Closed-loop systems that use neural biomarkers to make stimulation decisions also face the issue of stimulation response latency. Since standard electrodes cannot sense LFPs and provide electrical stimulation at the same time, the use of these electrodes requires sequential steps of aberrant biomarker detection → stimulation → response detection. This can be problematic as the symptoms of many neurological disorders have short latency between neural and physical manifestations. Therefore, using traditional electrodes in closed-loop systems renders the closed-loop system blind to variations in neural activity during stimulation118, risking the potential for over- or under-treatment. Bi-directional electrodes have emerged as a solution for this problem, as they enable concurrent, real-time sensing and stimulation. Early research in the development of such electrodes involved determining optimal designs for filtering stimulation-mediated electrical noise119. While this work continues, bi-directional electrodes are becoming commercially available (e.g., SenSight from Medtronic), and initial testing in human120,121,122 and ovine123,124 models has been promising. The ML models already developed for closed-loop systems discussed here can eventually be applied to these bi-directional electrodes, and the software-hardware combination will further enable more dynamic neural modulation. Future work in this space can focus on improving the speed of signal-stimulation synchronization and reducing the impact of stimulation-induced noise on signal sensing.

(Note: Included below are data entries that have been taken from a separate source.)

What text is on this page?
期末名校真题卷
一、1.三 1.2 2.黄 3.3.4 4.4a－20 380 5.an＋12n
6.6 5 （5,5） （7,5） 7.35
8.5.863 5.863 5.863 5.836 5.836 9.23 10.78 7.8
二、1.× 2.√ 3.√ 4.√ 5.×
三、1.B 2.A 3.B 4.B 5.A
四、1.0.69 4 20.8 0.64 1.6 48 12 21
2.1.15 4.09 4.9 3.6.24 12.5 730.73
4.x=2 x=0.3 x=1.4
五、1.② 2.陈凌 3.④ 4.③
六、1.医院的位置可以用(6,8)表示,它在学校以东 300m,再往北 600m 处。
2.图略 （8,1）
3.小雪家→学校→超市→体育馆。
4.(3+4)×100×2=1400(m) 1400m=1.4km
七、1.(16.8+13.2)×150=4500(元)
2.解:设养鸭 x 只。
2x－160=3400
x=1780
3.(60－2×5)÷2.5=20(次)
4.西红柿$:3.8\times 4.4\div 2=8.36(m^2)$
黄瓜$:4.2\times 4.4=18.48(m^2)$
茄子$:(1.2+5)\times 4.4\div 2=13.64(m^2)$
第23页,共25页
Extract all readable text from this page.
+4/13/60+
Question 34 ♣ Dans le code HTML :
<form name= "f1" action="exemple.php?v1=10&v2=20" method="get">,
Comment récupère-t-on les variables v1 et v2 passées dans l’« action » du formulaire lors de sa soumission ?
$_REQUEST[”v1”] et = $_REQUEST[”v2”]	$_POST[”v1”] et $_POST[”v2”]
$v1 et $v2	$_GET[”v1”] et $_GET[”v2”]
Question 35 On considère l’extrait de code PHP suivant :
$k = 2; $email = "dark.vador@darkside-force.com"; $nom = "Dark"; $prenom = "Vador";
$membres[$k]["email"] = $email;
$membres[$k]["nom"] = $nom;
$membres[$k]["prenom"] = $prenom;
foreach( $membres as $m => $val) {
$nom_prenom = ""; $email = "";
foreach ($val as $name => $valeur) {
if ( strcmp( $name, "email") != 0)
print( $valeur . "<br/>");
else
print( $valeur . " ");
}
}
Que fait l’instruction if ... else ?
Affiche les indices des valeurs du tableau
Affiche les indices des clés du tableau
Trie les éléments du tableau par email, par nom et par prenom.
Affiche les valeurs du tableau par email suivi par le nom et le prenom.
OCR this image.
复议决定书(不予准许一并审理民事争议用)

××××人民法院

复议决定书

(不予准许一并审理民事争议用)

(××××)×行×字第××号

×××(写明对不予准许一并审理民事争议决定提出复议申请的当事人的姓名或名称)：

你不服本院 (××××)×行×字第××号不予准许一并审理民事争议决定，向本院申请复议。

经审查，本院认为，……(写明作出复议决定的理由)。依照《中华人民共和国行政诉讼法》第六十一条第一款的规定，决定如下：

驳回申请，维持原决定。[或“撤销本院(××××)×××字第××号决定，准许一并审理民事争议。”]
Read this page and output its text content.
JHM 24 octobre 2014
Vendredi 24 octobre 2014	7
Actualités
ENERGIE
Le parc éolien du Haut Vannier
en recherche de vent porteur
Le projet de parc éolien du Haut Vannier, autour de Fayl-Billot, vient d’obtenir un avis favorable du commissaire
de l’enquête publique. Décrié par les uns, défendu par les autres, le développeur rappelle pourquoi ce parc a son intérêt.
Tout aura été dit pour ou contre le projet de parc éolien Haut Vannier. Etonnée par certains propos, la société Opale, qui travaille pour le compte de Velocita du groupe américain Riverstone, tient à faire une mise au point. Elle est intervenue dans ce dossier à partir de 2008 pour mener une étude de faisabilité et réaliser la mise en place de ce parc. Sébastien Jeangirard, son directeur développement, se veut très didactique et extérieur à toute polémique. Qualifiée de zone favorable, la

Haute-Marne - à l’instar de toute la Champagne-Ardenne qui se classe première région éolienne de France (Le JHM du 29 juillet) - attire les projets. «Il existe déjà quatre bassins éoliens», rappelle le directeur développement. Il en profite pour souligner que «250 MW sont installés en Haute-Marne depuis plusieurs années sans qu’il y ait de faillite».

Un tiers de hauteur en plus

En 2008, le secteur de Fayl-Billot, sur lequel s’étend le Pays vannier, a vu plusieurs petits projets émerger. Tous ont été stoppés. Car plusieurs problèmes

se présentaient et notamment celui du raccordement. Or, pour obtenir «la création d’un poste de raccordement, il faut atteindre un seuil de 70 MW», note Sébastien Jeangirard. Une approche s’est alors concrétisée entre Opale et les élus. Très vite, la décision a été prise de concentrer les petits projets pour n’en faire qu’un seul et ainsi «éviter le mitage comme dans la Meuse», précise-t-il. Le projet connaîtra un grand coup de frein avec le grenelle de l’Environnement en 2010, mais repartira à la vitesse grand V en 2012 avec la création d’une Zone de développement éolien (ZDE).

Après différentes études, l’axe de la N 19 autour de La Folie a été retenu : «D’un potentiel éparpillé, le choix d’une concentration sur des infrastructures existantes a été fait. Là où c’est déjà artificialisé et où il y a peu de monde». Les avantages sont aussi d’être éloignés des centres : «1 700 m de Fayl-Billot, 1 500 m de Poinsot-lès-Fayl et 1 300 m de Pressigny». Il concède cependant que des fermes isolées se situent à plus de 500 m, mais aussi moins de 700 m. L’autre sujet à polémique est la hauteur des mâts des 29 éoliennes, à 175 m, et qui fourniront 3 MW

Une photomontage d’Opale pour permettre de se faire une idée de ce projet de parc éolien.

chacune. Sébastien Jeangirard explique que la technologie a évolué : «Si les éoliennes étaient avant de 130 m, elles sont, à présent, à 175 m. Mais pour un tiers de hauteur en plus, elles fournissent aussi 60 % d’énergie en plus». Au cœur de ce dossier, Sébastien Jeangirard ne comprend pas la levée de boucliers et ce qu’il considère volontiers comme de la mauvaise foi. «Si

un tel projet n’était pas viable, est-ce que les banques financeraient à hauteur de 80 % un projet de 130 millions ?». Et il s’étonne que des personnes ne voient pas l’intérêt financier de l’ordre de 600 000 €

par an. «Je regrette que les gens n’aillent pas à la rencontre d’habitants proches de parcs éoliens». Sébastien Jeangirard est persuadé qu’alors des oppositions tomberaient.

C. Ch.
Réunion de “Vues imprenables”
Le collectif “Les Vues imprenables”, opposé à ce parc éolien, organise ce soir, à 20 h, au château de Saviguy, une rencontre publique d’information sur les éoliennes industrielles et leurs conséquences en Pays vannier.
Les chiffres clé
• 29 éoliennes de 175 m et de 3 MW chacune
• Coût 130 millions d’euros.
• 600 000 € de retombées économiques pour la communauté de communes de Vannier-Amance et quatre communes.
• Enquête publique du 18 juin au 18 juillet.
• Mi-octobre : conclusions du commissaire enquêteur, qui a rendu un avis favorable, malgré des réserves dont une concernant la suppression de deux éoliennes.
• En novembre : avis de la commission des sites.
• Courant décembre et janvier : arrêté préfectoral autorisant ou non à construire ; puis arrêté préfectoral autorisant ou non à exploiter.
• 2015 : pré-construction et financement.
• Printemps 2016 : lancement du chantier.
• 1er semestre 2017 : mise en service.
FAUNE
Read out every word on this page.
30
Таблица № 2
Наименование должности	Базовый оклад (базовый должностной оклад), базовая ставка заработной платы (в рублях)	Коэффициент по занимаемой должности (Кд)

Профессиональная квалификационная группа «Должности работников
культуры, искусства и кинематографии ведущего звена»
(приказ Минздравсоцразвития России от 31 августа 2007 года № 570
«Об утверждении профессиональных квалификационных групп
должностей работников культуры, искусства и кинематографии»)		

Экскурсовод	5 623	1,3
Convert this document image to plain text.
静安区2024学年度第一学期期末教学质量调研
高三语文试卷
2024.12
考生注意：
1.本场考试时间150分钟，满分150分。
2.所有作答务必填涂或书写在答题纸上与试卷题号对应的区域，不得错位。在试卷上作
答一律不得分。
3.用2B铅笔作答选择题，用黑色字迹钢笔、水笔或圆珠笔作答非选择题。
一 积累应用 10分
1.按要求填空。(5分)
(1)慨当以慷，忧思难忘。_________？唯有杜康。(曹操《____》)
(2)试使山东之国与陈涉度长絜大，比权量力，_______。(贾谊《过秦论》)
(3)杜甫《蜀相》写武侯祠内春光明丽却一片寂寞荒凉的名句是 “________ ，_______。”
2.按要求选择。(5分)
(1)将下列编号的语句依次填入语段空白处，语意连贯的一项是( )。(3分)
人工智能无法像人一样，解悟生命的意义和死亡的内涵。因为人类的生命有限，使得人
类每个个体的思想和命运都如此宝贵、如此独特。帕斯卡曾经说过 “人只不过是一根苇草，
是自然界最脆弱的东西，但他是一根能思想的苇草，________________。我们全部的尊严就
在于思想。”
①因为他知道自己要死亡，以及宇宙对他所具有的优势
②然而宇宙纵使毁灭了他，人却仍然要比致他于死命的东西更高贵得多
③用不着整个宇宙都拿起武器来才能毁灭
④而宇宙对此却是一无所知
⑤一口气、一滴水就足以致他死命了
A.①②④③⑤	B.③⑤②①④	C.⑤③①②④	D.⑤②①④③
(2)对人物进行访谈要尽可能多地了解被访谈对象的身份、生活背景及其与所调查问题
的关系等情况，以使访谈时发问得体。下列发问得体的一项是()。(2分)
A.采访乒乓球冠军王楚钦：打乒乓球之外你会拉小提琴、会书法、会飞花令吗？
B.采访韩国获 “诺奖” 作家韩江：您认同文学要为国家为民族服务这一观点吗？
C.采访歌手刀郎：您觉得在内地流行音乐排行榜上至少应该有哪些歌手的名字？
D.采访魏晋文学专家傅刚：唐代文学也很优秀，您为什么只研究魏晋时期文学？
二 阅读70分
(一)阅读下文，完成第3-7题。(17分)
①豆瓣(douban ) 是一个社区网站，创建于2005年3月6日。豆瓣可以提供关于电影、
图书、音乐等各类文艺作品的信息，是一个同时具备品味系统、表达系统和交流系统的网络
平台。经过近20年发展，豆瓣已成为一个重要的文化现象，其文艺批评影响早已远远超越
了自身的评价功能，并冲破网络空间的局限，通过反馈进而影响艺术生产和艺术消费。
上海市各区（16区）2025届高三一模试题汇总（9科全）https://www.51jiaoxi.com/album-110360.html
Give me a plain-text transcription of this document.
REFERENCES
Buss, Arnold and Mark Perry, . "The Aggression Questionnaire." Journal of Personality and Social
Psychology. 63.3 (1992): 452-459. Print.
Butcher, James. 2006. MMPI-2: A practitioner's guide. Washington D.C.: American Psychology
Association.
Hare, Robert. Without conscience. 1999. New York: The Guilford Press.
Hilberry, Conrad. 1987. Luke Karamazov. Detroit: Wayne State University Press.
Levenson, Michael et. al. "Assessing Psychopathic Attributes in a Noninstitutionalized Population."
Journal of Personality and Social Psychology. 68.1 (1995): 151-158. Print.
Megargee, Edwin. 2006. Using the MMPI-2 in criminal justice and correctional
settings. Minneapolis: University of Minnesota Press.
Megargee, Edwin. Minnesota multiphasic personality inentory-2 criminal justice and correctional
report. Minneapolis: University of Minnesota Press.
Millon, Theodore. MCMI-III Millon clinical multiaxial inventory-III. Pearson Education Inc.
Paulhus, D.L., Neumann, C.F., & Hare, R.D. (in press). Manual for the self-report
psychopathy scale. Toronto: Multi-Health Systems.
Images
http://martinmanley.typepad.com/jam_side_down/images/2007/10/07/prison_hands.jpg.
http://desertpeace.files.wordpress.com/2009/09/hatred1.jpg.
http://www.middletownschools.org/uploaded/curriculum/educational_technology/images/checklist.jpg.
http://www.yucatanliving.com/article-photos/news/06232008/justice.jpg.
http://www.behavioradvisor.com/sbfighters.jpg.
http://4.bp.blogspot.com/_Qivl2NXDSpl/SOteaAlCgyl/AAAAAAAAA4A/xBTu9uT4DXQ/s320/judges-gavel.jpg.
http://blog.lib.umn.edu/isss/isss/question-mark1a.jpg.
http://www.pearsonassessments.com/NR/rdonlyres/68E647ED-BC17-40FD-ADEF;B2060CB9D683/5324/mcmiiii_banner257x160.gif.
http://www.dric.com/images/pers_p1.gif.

The third main barrier to developing clinically viable closed-loop BStim systems is the performance of machine learning algorithms. Machine learning-based closed-loop systems must achieve levels of performance equivalent to or exceeding open-loop BStim while maintaining similar or better safety profiles. Achieving this performance goal will require developing algorithms that can identify and stratify disease with a similar proficiency to trained clinicians. While some algorithms have reached or are approaching this level of performance, there needs to be more consistency. Getting to this point will require further translational and clinical research that can aggregate and analyze large volumes of patient data. Fortunately, multiple efforts are being made in this regard125,126,127,128. Apart from ML-based detection of abnormal neurological activity, closed-loop systems of the future could also leverage ML for personalized treatment modulation129. In this scenario, ML models would assess post-stimulation biomarker activity (e.g., LFPs, tremor recorded from smartwatch) and learn optimal stimulation characteristics (e.g., frequency, duration) for specific patients. Continued work to address barriers involving ML model design is vital to realizing the full therapeutic potential of what closed-loop BStim could deliver.

Methods

A literature review was performed in three steps. First, a manual search was conducted using PubMed with the search terms: “machine learning AND deep brain stimulation” and “machine learning AND (adaptive deep brain stimulation OR closed-loop deep brain stimulation)”. Another review was conducted in PubMed and Embase using unique Medical Subject Headings (MeSH) terms associated with the articles from the manual search. Finally, a third search was conducted in PubMed with the search terms “closed-loop deep brain stimulation AND *disease name*” (e.g., “closed-loop deep brain stimulation AND schizophrenia”). The abstracts of all articles were reviewed to determine inclusion. Inclusion criteria included the use of machine learning (i.e., an algorithm designed to make predictions on new data given a set of training data), human participants, and the study of a biomarker that could be used for closed-loop feedback. Studies that were not original research articles (e.g., reviews, editorials) or those that did not specifically evaluate closed-loop systems were excluded. A total of 783 articles were evaluated, yielding 56 unique articles after applying inclusion and exclusion criteria (Supplemental Fig. 2).